Saudi Prince authorised campaign against dissenters

by IANS |

New York, March 18 (IANS) Saudi Arabia's Crown Prince Mohammed bin Salman authorised a secret campaign to silence dissenters, which included the surveillance, kidnapping, detention and torture, over a year before the killing of journalist Jamal Khashoggi, according to US officials.

At least some of the clandestine missions were carried out by members of the same team that killed and dismembered Khashoggi, a columnist for The Washington Psot, in Istanbul last October, suggesting that his killing was a particularly egregious part of a wider campaign to silence Saudi dissidents, The New York Times reported on Sunday citing the officials as saying.

Details about the operations come from the American officials who have read classified intelligence assessments about the Saudi campaign, as well as from Saudis with direct knowledge of some of the operations. 

Members of the team, known as the Saudi Rapid Intervention Group, that killed Khashoggi were involved in at least a dozen operations starting in 2017, the officials said.

The Group was authorised by Prince Mohammed and was overseen by Saud al-Qahtani, a top aide whose official job was media czar at the royal court.

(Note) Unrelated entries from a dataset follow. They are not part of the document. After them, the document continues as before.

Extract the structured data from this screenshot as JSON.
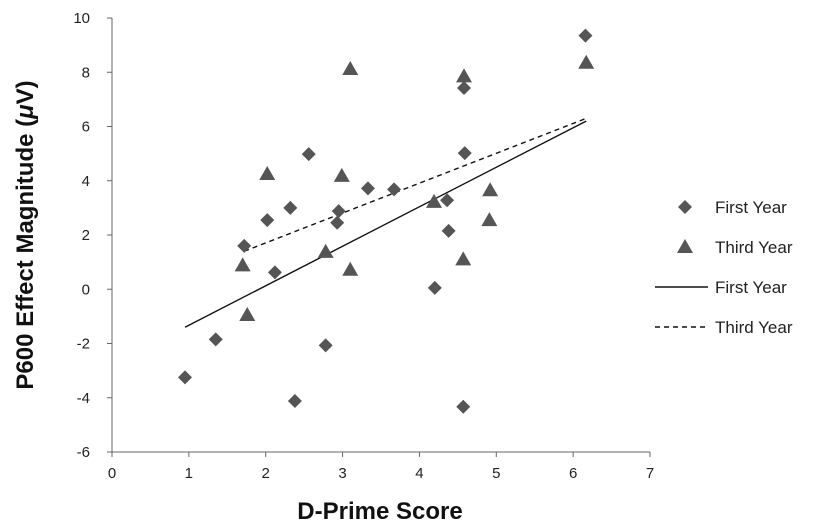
{
  "chart_data": {
    "type": "scatter",
    "title": "",
    "xlabel": "D-Prime Score",
    "ylabel_prefix": "P600 Effect Magnitude (",
    "ylabel_mu": "μ",
    "ylabel_suffix": "V)",
    "xlim": [
      0,
      7
    ],
    "ylim": [
      -6,
      10
    ],
    "xticks": [
      "0",
      "1",
      "2",
      "3",
      "4",
      "5",
      "6",
      "7"
    ],
    "yticks": [
      "-6",
      "-4",
      "-2",
      "0",
      "2",
      "4",
      "6",
      "8",
      "10"
    ],
    "grid": false,
    "legend_position": "right",
    "marker_color": "#555555",
    "series": [
      {
        "name": "First Year",
        "marker": "diamond",
        "points": [
          [
            0.95,
            -3.25
          ],
          [
            1.35,
            -1.85
          ],
          [
            1.72,
            1.6
          ],
          [
            2.02,
            2.55
          ],
          [
            2.12,
            0.62
          ],
          [
            2.32,
            3.0
          ],
          [
            2.38,
            -4.12
          ],
          [
            2.56,
            4.98
          ],
          [
            2.78,
            -2.07
          ],
          [
            2.93,
            2.45
          ],
          [
            2.95,
            2.88
          ],
          [
            3.33,
            3.72
          ],
          [
            3.67,
            3.68
          ],
          [
            4.2,
            0.05
          ],
          [
            4.36,
            3.28
          ],
          [
            4.38,
            2.15
          ],
          [
            4.57,
            -4.33
          ],
          [
            4.58,
            7.42
          ],
          [
            4.59,
            5.02
          ],
          [
            6.16,
            9.35
          ]
        ]
      },
      {
        "name": "Third Year",
        "marker": "triangle",
        "points": [
          [
            1.7,
            0.88
          ],
          [
            1.76,
            -0.95
          ],
          [
            2.02,
            4.25
          ],
          [
            2.78,
            1.38
          ],
          [
            2.99,
            4.18
          ],
          [
            3.1,
            0.72
          ],
          [
            3.1,
            8.12
          ],
          [
            4.19,
            3.22
          ],
          [
            4.57,
            1.1
          ],
          [
            4.58,
            7.85
          ],
          [
            4.91,
            2.55
          ],
          [
            4.92,
            3.65
          ],
          [
            6.17,
            8.35
          ]
        ]
      },
      {
        "name": "First Year",
        "line": "solid",
        "points": [
          [
            0.95,
            -1.4
          ],
          [
            6.17,
            6.2
          ]
        ]
      },
      {
        "name": "Third Year",
        "line": "dashed",
        "points": [
          [
            1.72,
            1.4
          ],
          [
            6.17,
            6.3
          ]
        ]
      }
    ]
  }
}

His deputy, Maher Abdulaziz Mutreb, an intelligence officer who has travelled abroad with the crown prince, led the team in the field.

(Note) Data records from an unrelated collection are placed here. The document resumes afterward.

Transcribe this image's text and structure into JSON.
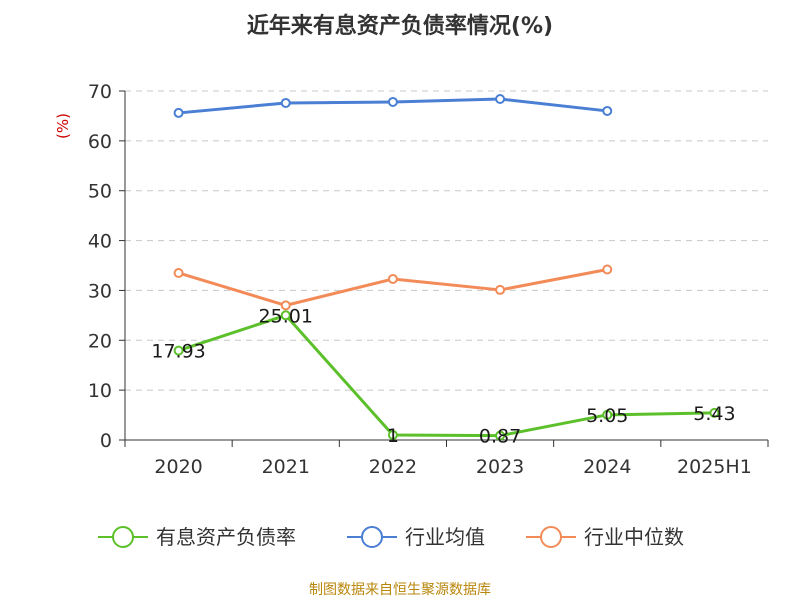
{
  "chart_data": {
    "type": "line",
    "title": "近年来有息资产负债率情况(%)",
    "ylabel": "(%)",
    "ylim": [
      0,
      70
    ],
    "yticks": [
      0,
      10,
      20,
      30,
      40,
      50,
      60,
      70
    ],
    "categories": [
      "2020",
      "2021",
      "2022",
      "2023",
      "2024",
      "2025H1"
    ],
    "grid": true,
    "legend_position": "bottom",
    "series": [
      {
        "name": "有息资产负债率",
        "color": "#5cc02a",
        "values": [
          17.93,
          25.01,
          1,
          0.87,
          5.05,
          5.43
        ],
        "labels": [
          "17.93",
          "25.01",
          "1",
          "0.87",
          "5.05",
          "5.43"
        ]
      },
      {
        "name": "行业均值",
        "color": "#4a7fd4",
        "values": [
          65.6,
          67.6,
          67.8,
          68.4,
          66.0,
          null
        ]
      },
      {
        "name": "行业中位数",
        "color": "#f28b58",
        "values": [
          33.5,
          27.0,
          32.3,
          30.1,
          34.2,
          null
        ]
      }
    ]
  },
  "footer": "制图数据来自恒生聚源数据库"
}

Another operative on the team was Thaar Ghaleb al-Harbi, a member of the royal guard who was promoted in 2017 for valour during an attack on a palace of Prince Mohammed's.

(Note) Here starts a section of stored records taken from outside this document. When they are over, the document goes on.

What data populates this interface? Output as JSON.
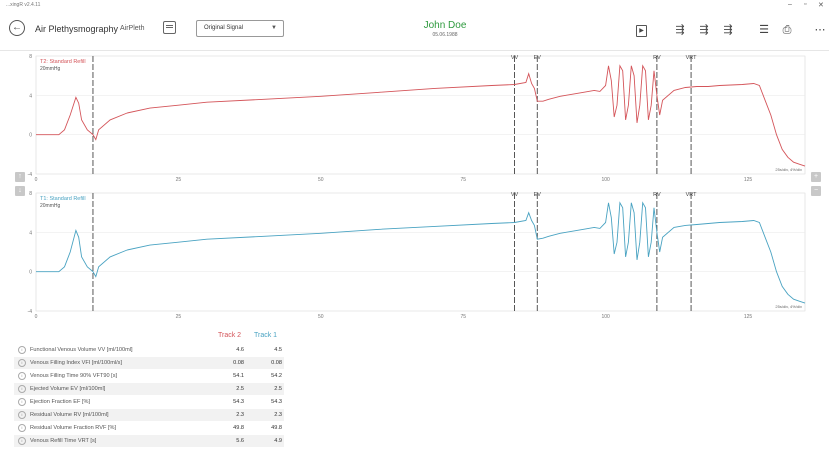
{
  "window": {
    "app_version": "...xingR v2.4.11",
    "minimize": "–",
    "maximize": "▫",
    "close": "✕"
  },
  "toolbar": {
    "title": "Air Plethysmography",
    "subtitle": "AirPleth",
    "signal_select": {
      "selected": "Original Signal"
    },
    "patient_name": "John Doe",
    "patient_date": "05.06.1988"
  },
  "colors": {
    "track2": "#d4555a",
    "track1": "#4aa3c2",
    "patient": "#2e9a3e"
  },
  "chart_data": [
    {
      "type": "line",
      "title": "T2: Standard Refill",
      "unit": "20mmHg",
      "series": [
        {
          "name": "Track 2",
          "color": "#d4555a"
        }
      ],
      "xlim": [
        0,
        135
      ],
      "ylim": [
        -4,
        8
      ],
      "x_ticks": [
        "0",
        "25",
        "50",
        "75",
        "100",
        "125"
      ],
      "y_ticks": [
        "8",
        "4",
        "0",
        "-4"
      ],
      "markers": [
        {
          "label": "",
          "x": 10
        },
        {
          "label": "VV",
          "x": 84
        },
        {
          "label": "EV",
          "x": 88
        },
        {
          "label": "RV",
          "x": 109
        },
        {
          "label": "VRT",
          "x": 115
        }
      ],
      "scale_note": "25s/div, 4%/div",
      "points": [
        [
          0,
          0
        ],
        [
          4,
          0
        ],
        [
          5,
          0.5
        ],
        [
          6,
          2
        ],
        [
          7,
          3.8
        ],
        [
          7.5,
          3.2
        ],
        [
          8,
          1.5
        ],
        [
          9,
          0.5
        ],
        [
          10,
          0
        ],
        [
          10.5,
          -0.5
        ],
        [
          11,
          0.5
        ],
        [
          13,
          1.5
        ],
        [
          16,
          2.2
        ],
        [
          20,
          2.7
        ],
        [
          25,
          3
        ],
        [
          30,
          3.3
        ],
        [
          40,
          3.6
        ],
        [
          50,
          3.9
        ],
        [
          60,
          4.3
        ],
        [
          70,
          4.7
        ],
        [
          80,
          5
        ],
        [
          84,
          5.1
        ],
        [
          86,
          5.3
        ],
        [
          86.5,
          6.2
        ],
        [
          87,
          5.2
        ],
        [
          87.5,
          4.7
        ],
        [
          88,
          3.4
        ],
        [
          89,
          3.4
        ],
        [
          90,
          3.6
        ],
        [
          92,
          3.9
        ],
        [
          96,
          4.3
        ],
        [
          98,
          4.5
        ],
        [
          99,
          4.4
        ],
        [
          100,
          5
        ],
        [
          100.5,
          7
        ],
        [
          101,
          5.5
        ],
        [
          101.5,
          1.8
        ],
        [
          102,
          3
        ],
        [
          102.5,
          7
        ],
        [
          103,
          6.5
        ],
        [
          103.5,
          1.5
        ],
        [
          104,
          3
        ],
        [
          104.5,
          7
        ],
        [
          105,
          6
        ],
        [
          105.5,
          1.2
        ],
        [
          106,
          3
        ],
        [
          106.5,
          7
        ],
        [
          107,
          6.5
        ],
        [
          107.5,
          1.5
        ],
        [
          108,
          3
        ],
        [
          108.5,
          6.5
        ],
        [
          109,
          4
        ],
        [
          109.5,
          2
        ],
        [
          110,
          3.5
        ],
        [
          112,
          4.5
        ],
        [
          114,
          4.8
        ],
        [
          116,
          4.9
        ],
        [
          118,
          4.9
        ],
        [
          120,
          5
        ],
        [
          124,
          5.1
        ],
        [
          126,
          5.2
        ],
        [
          127,
          5
        ],
        [
          128,
          3.5
        ],
        [
          129,
          2
        ],
        [
          130,
          0
        ],
        [
          131,
          -1.5
        ],
        [
          132,
          -2.3
        ],
        [
          133,
          -2.8
        ],
        [
          134,
          -3
        ],
        [
          135,
          -3.2
        ]
      ]
    },
    {
      "type": "line",
      "title": "T1: Standard Refill",
      "unit": "20mmHg",
      "series": [
        {
          "name": "Track 1",
          "color": "#4aa3c2"
        }
      ],
      "xlim": [
        0,
        135
      ],
      "ylim": [
        -4,
        8
      ],
      "x_ticks": [
        "0",
        "25",
        "50",
        "75",
        "100",
        "125"
      ],
      "y_ticks": [
        "8",
        "4",
        "0",
        "-4"
      ],
      "markers": [
        {
          "label": "",
          "x": 10
        },
        {
          "label": "VV",
          "x": 84
        },
        {
          "label": "EV",
          "x": 88
        },
        {
          "label": "RV",
          "x": 109
        },
        {
          "label": "VRT",
          "x": 115
        }
      ],
      "scale_note": "25s/div, 4%/div",
      "points": [
        [
          0,
          0
        ],
        [
          4,
          0
        ],
        [
          5,
          0.5
        ],
        [
          6,
          2
        ],
        [
          7,
          4.2
        ],
        [
          7.5,
          3.5
        ],
        [
          8,
          1.5
        ],
        [
          9,
          0.5
        ],
        [
          10,
          0
        ],
        [
          10.5,
          -0.5
        ],
        [
          11,
          0.5
        ],
        [
          13,
          1.5
        ],
        [
          16,
          2.2
        ],
        [
          20,
          2.7
        ],
        [
          25,
          3
        ],
        [
          30,
          3.3
        ],
        [
          40,
          3.6
        ],
        [
          50,
          3.9
        ],
        [
          60,
          4.3
        ],
        [
          70,
          4.6
        ],
        [
          80,
          4.9
        ],
        [
          84,
          5
        ],
        [
          86,
          5.2
        ],
        [
          86.5,
          6
        ],
        [
          87,
          5.2
        ],
        [
          87.5,
          4.7
        ],
        [
          88,
          3.3
        ],
        [
          89,
          3.4
        ],
        [
          90,
          3.6
        ],
        [
          92,
          3.9
        ],
        [
          96,
          4.3
        ],
        [
          98,
          4.5
        ],
        [
          99,
          4.4
        ],
        [
          100,
          5
        ],
        [
          100.5,
          7
        ],
        [
          101,
          5.5
        ],
        [
          101.5,
          1.8
        ],
        [
          102,
          3
        ],
        [
          102.5,
          7
        ],
        [
          103,
          6.5
        ],
        [
          103.5,
          1.5
        ],
        [
          104,
          3
        ],
        [
          104.5,
          7
        ],
        [
          105,
          6
        ],
        [
          105.5,
          1.2
        ],
        [
          106,
          3
        ],
        [
          106.5,
          7
        ],
        [
          107,
          6.5
        ],
        [
          107.5,
          1.5
        ],
        [
          108,
          3
        ],
        [
          108.5,
          6.5
        ],
        [
          109,
          4
        ],
        [
          109.5,
          2
        ],
        [
          110,
          3.5
        ],
        [
          112,
          4.5
        ],
        [
          114,
          4.7
        ],
        [
          116,
          4.8
        ],
        [
          118,
          4.9
        ],
        [
          120,
          5
        ],
        [
          124,
          5.1
        ],
        [
          126,
          5.2
        ],
        [
          127,
          5
        ],
        [
          128,
          3.5
        ],
        [
          129,
          2
        ],
        [
          130,
          0
        ],
        [
          131,
          -1.5
        ],
        [
          132,
          -2.3
        ],
        [
          133,
          -2.8
        ],
        [
          134,
          -3
        ],
        [
          135,
          -3.2
        ]
      ]
    }
  ],
  "results": {
    "headers": {
      "track2": "Track 2",
      "track1": "Track 1"
    },
    "rows": [
      {
        "label": "Functional Venous Volume VV [ml/100ml]",
        "track2": "4.6",
        "track1": "4.5"
      },
      {
        "label": "Venous Filling Index VFI [ml/100ml/s]",
        "track2": "0.08",
        "track1": "0.08"
      },
      {
        "label": "Venous Filling Time 90% VFT90 [s]",
        "track2": "54.1",
        "track1": "54.2"
      },
      {
        "label": "Ejected Volume EV [ml/100ml]",
        "track2": "2.5",
        "track1": "2.5"
      },
      {
        "label": "Ejection Fraction EF [%]",
        "track2": "54.3",
        "track1": "54.3"
      },
      {
        "label": "Residual Volume RV [ml/100ml]",
        "track2": "2.3",
        "track1": "2.3"
      },
      {
        "label": "Residual Volume Fraction RVF [%]",
        "track2": "49.8",
        "track1": "49.8"
      },
      {
        "label": "Venous Refill Time VRT [s]",
        "track2": "5.6",
        "track1": "4.9"
      }
    ]
  }
}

Some of the operations involved forcibly repatriating Saudis from other Arab countries and detaining and abusing prisoners in palaces belonging to the Crown Prince and his father, King Salman bin Abdulaziz Al Saud.

According to American intelligence reports, one of the detained was a university lecturer in linguistics who wrote a blog about women in Saudi Arabia. She tried to kill herself last year after being subjected to psychological torture.

In response to the report, a spokesman for the Saudi Embassy in Washington told The New York Times that the Kingdom "takes any allegations of ill treatment of defendants awaiting trial or prisoners serving their sentences very seriously".

Saudi laws prohibit torture and hold accountable those involved in such abuses of power, the spokesman said, adding that judges cannot accept confessions obtained under duress. 

The Kingdom's public prosecutor and the Saudi Human Rights Commission are investigating "recent allegations", he added.

The Saudi government has insisted that Khashoggi's killing was not an assassination ordered from Riyadh. 

The decision to kill him was made by the team on the spot, government officials say, and those responsible are being prosecuted. 

The Kingdom has said that 11 Saudis are facing criminal charges for the killing and that prosecutors are seeking the death penalty for five of them, but officials have not publicly identified the accused.